2. Donate To The Texas Equal Access Fund
The Texas Equal Access Fund (TEA Fund) is dedicated to making abortion more affordable and accessible for low-income women, who are invariably the women most harmed by the sorts of new abortion restrictions Texas Republicans have passed in recent years. If you donate to this fund, you'll be helping to provide financial assistance to women who need abortions but might not otherwise be able to afford them.
3. Donate To NARAL Pro-Choice Texas
The Texas chapter of NARAL, the longtime, national abortion rights advocacy group, is also a perfectly appropriate place to direct some of your money — again, be realistic about whether you have the cash to responsibly spend, but if you do, it'll surely be greatly appreciated.

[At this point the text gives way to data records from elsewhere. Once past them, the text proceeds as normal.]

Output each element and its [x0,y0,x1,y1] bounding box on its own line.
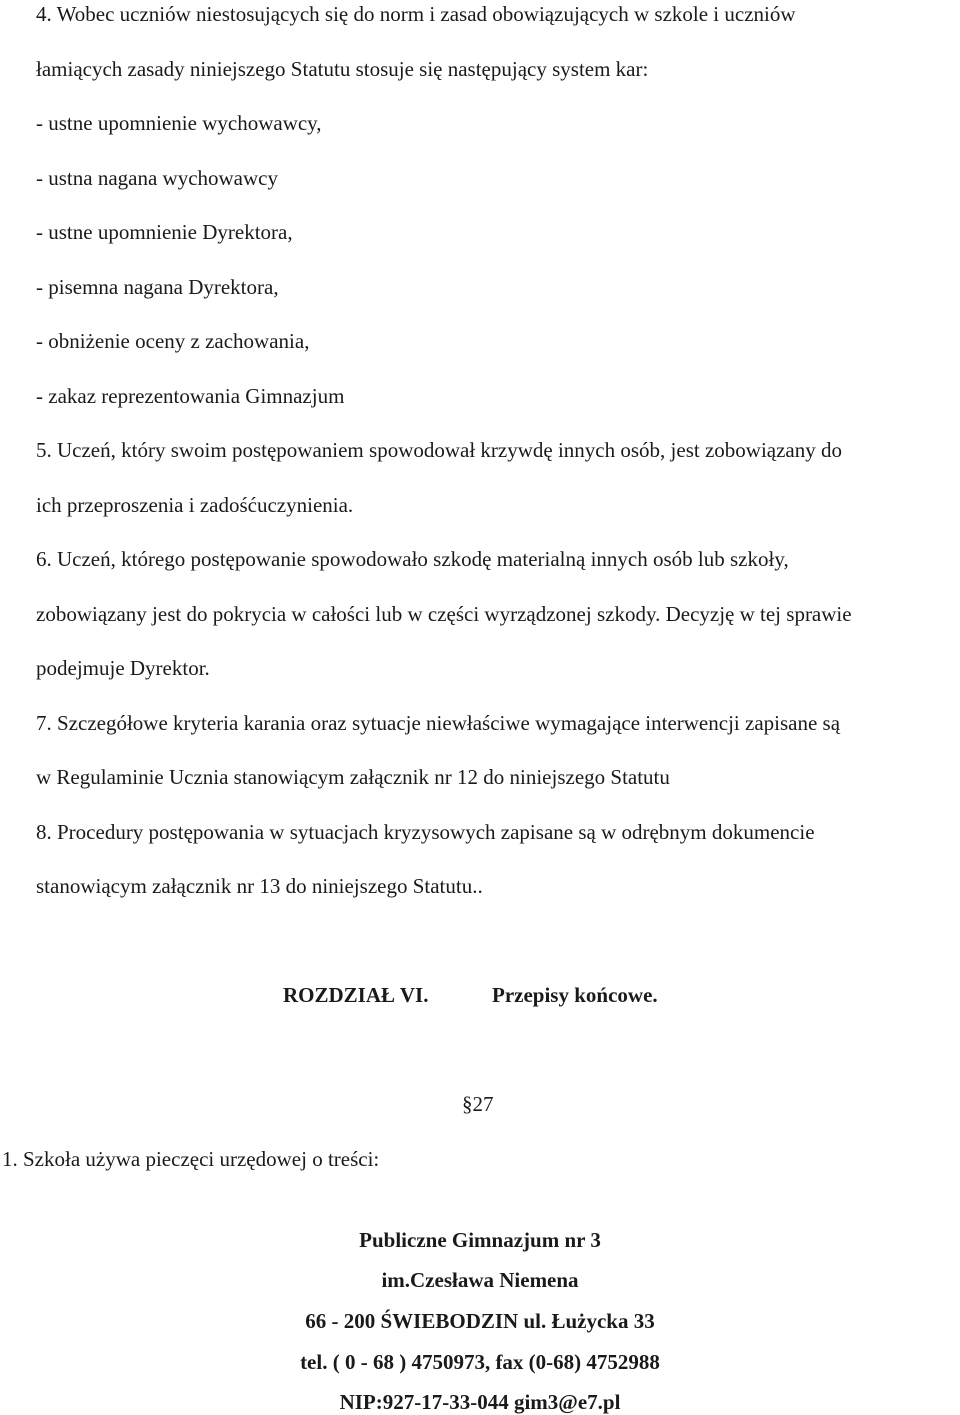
paragraph-4-line-1: 4. Wobec uczniów niestosujących się do norm i zasad obowiązujących w szkole i uczniów [36,2,796,26]
penalty-item: - ustna nagana wychowawcy [36,166,278,190]
stamp-line-patron: im.Czesława Niemena [381,1268,579,1292]
paragraph-5-line-1: 5. Uczeń, który swoim postępowaniem spowodował krzywdę innych osób, jest zobowiązany do [36,438,842,462]
penalty-item: - ustne upomnienie Dyrektora, [36,220,293,244]
chapter-title: Przepisy końcowe. [492,983,658,1007]
paragraph-4-line-2: łamiących zasady niniejszego Statutu stosuje się następujący system kar: [36,57,649,81]
paragraph-7-line-2: w Regulaminie Ucznia stanowiącym załącznik nr 12 do niniejszego Statutu [36,765,670,789]
penalty-item: - ustne upomnienie wychowawcy, [36,111,322,135]
stamp-line-address: 66 - 200 ŚWIEBODZIN ul. Łużycka 33 [305,1309,655,1333]
stamp-line-phone: tel. ( 0 - 68 ) 4750973, fax (0-68) 4752988 [300,1350,660,1374]
item-1: 1. Szkoła używa pieczęci urzędowej o treści: [2,1147,380,1171]
penalty-item: - pisemna nagana Dyrektora, [36,275,279,299]
paragraph-6-line-3: podejmuje Dyrektor. [36,656,210,680]
penalty-item: - obniżenie oceny z zachowania, [36,329,310,353]
paragraph-8-line-1: 8. Procedury postępowania w sytuacjach kryzysowych zapisane są w odrębnym dokumencie [36,820,815,844]
paragraph-6-line-2: zobowiązany jest do pokrycia w całości lub w części wyrządzonej szkody. Decyzję w tej sprawie [36,602,852,626]
chapter-number: ROZDZIAŁ VI. [283,983,429,1007]
stamp-line-nip: NIP:927-17-33-044 gim3@e7.pl [339,1390,621,1414]
stamp-line-school: Publiczne Gimnazjum nr 3 [359,1228,601,1252]
paragraph-6-line-1: 6. Uczeń, którego postępowanie spowodowało szkodę materialną innych osób lub szkoły, [36,547,789,571]
paragraph-5-line-2: ich przeproszenia i zadośćuczynienia. [36,493,354,517]
paragraph-7-line-1: 7. Szczegółowe kryteria karania oraz sytuacje niewłaściwe wymagające interwencji zapisane są [36,711,841,735]
section-number: §27 [462,1092,494,1116]
penalty-item: - zakaz reprezentowania Gimnazjum [36,384,345,408]
paragraph-8-line-2: stanowiącym załącznik nr 13 do niniejszego Statutu.. [36,874,483,898]
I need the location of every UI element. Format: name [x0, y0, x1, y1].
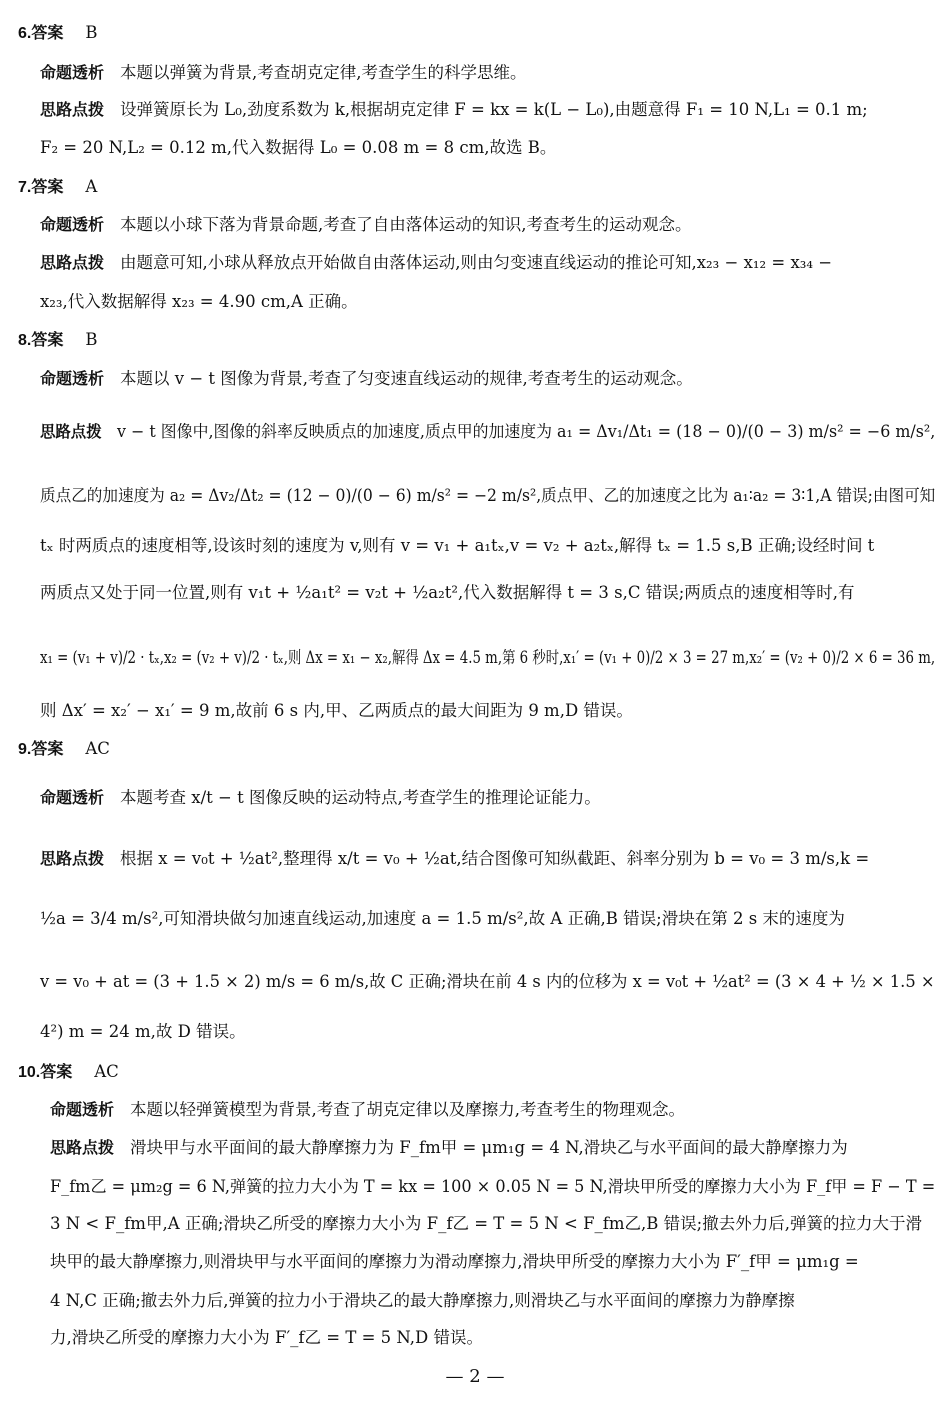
q7-header	[18, 175, 97, 200]
hint-label: 思路点拨	[40, 849, 105, 868]
q9-header	[18, 737, 110, 762]
q7-hint	[40, 251, 832, 275]
analysis-label: 命题透析	[40, 215, 105, 234]
q7-analysis	[40, 213, 692, 237]
hint-label: 思路点拨	[40, 100, 105, 119]
hint-line: F_fm乙 = μm₂g = 6 N,弹簧的拉力大小为 T = kx = 100 × 0.05 N = 5 N,滑块甲所受的摩擦力大小为 F_f甲 = F − T =	[50, 1177, 936, 1196]
question-number: 6.	[18, 25, 32, 42]
hint-line: v − t 图像中,图像的斜率反映质点的加速度,质点甲的加速度为 a₁ = Δv₁/Δt₁ = (18 − 0)/(0 − 3) m/s² = −6 m/s²,	[117, 422, 936, 441]
answer-label: 答案	[31, 177, 64, 196]
answer-value: B	[85, 330, 98, 349]
hint-line: F₂ = 20 N,L₂ = 0.12 m,代入数据得 L₀ = 0.08 m = 8 cm,故选 B。	[40, 138, 557, 157]
q6-header	[18, 21, 98, 46]
q8-header	[18, 328, 98, 353]
answer-label: 答案	[40, 1062, 73, 1081]
q8-analysis	[40, 367, 693, 391]
answer-label: 答案	[31, 23, 64, 42]
analysis-text: 本题考查 x/t − t 图像反映的运动特点,考查学生的推理论证能力。	[120, 788, 601, 807]
hint-line: 根据 x = v₀t + ½at²,整理得 x/t = v₀ + ½at,结合图像可知纵截距、斜率分别为 b = v₀ = 3 m/s,k =	[120, 849, 870, 868]
hint-line: x₂₃,代入数据解得 x₂₃ = 4.90 cm,A 正确。	[40, 292, 358, 311]
hint-line: 块甲的最大静摩擦力,则滑块甲与水平面间的摩擦力为滑动摩擦力,滑块甲所受的摩擦力大小为 F′_f甲 = μm₁g =	[50, 1252, 859, 1271]
answer-value: A	[85, 177, 98, 196]
q6-analysis	[40, 61, 527, 85]
q10-analysis	[50, 1098, 685, 1122]
analysis-label: 命题透析	[40, 369, 105, 388]
answer-label: 答案	[31, 330, 64, 349]
question-number: 9.	[18, 741, 32, 758]
hint-line: tₓ 时两质点的速度相等,设该时刻的速度为 v,则有 v = v₁ + a₁tₓ,v = v₂ + a₂tₓ,解得 tₓ = 1.5 s,B 正确;设经时间 t	[40, 536, 875, 555]
hint-line: 4 N,C 正确;撤去外力后,弹簧的拉力小于滑块乙的最大静摩擦力,则滑块乙与水平面间的摩擦力为静摩擦	[50, 1291, 795, 1310]
hint-label: 思路点拨	[40, 422, 102, 441]
hint-line: 设弹簧原长为 L₀,劲度系数为 k,根据胡克定律 F = kx = k(L − L₀),由题意得 F₁ = 10 N,L₁ = 0.1 m;	[120, 100, 868, 119]
question-number: 8.	[18, 332, 32, 349]
hint-line: 滑块甲与水平面间的最大静摩擦力为 F_fm甲 = μm₁g = 4 N,滑块乙与水平面间的最大静摩擦力为	[130, 1138, 848, 1157]
hint-line: 4²) m = 24 m,故 D 错误。	[40, 1022, 246, 1041]
analysis-text: 本题以弹簧为背景,考查胡克定律,考查学生的科学思维。	[120, 63, 527, 82]
analysis-text: 本题以小球下落为背景命题,考查了自由落体运动的知识,考查考生的运动观念。	[120, 215, 692, 234]
answer-value: AC	[85, 739, 110, 758]
q9-hint	[40, 847, 869, 871]
hint-line: x₁ = (v₁ + v)/2 · tₓ,x₂ = (v₂ + v)/2 · tₓ,则 Δx = x₁ − x₂,解得 Δx = 4.5 m,第 6 秒时,x₁′ = (v₁ + 0)/2 × 3 = 27 m,x₂′ = (v₂ + 0)/2 × 6 = 36 m,	[40, 648, 936, 667]
answer-value: AC	[94, 1062, 119, 1081]
analysis-label: 命题透析	[40, 788, 105, 807]
q9-analysis	[40, 786, 601, 810]
q10-hint	[50, 1136, 848, 1160]
hint-line: 两质点又处于同一位置,则有 v₁t + ½a₁t² = v₂t + ½a₂t²,代入数据解得 t = 3 s,C 错误;两质点的速度相等时,有	[40, 583, 855, 602]
hint-line: ½a = 3/4 m/s²,可知滑块做匀加速直线运动,加速度 a = 1.5 m/s²,故 A 正确,B 错误;滑块在第 2 s 末的速度为	[40, 909, 845, 928]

4. Oppose TRAP Laws Wherever They're Proposed
It's important not to forget exactly how abortion access in Texas was so severely curtailed, and what the ostensible justification was — the so-called TRAP laws (targeted regulation of abortion providers) were billed as reforms to protect the health of Texas women, but in practice they've had a far more predictable effect.
These kinds of restrictions have been proposed and passed in more states than Texas, and there's really no better time to oppose them than early, when things can still be impacted by pressure at the state and local levels. If your state legislature starts considering rafts of new abortion regulations, don't wait around for them to become laws that have to be overcome through a judicial battle — devote as much time, money, and energy as you have to get the word out.
5. Make Abortion A Central Voting Issue
If there's any big adjustment you could make to your personal political worldview that might help abortion access in states like Texas and beyond, it's this: make it an absolutely core voting issue, a hard litmus test to apply uncompromisingly to prospective candidates, and encourage your friends and family to do the same. The thing about opposition to abortion is that it's regularly very deeply held, enough so that it can override other concerns. While you should never abandon all other rational concerns, don't be afraid to make reproductive rights your 1A issue, both in terms of voting and public advocacy.
There's a movement in America that's dedicated to stigmatizing those who speak out unapologetically for reproductive rights. Don't let them convince you not to speak out.
6. Make The Supreme Court A Central Voting Issue
That last part is doubly true as far as the Supreme Court is concerned — if you want to see reproductive rights protected in this country, and abortion upheld as a constitutionally protected right, that's going to demand justices on the bench who view it the same way. The Democratic Party has had some talk of Supreme Court litmus tests this primary season, but not about abortion — Vermont Sen. Bernie Sanders has repeatedly pledged to only appoint justices who'd overturn the court's 2010 ruling in Citizens United v. FEC.
While it's a virtual guarantee that a Democratic president's Supreme Court nominee would be more favorable for abortion rights than a Republican's, that doesn't mean you should get complacent — advocate for strong pro-choice justices whenever you have the chance, and make sure you let presumptive Democratic nominee Hillary Clinton know that you won't accept any half-measures on this.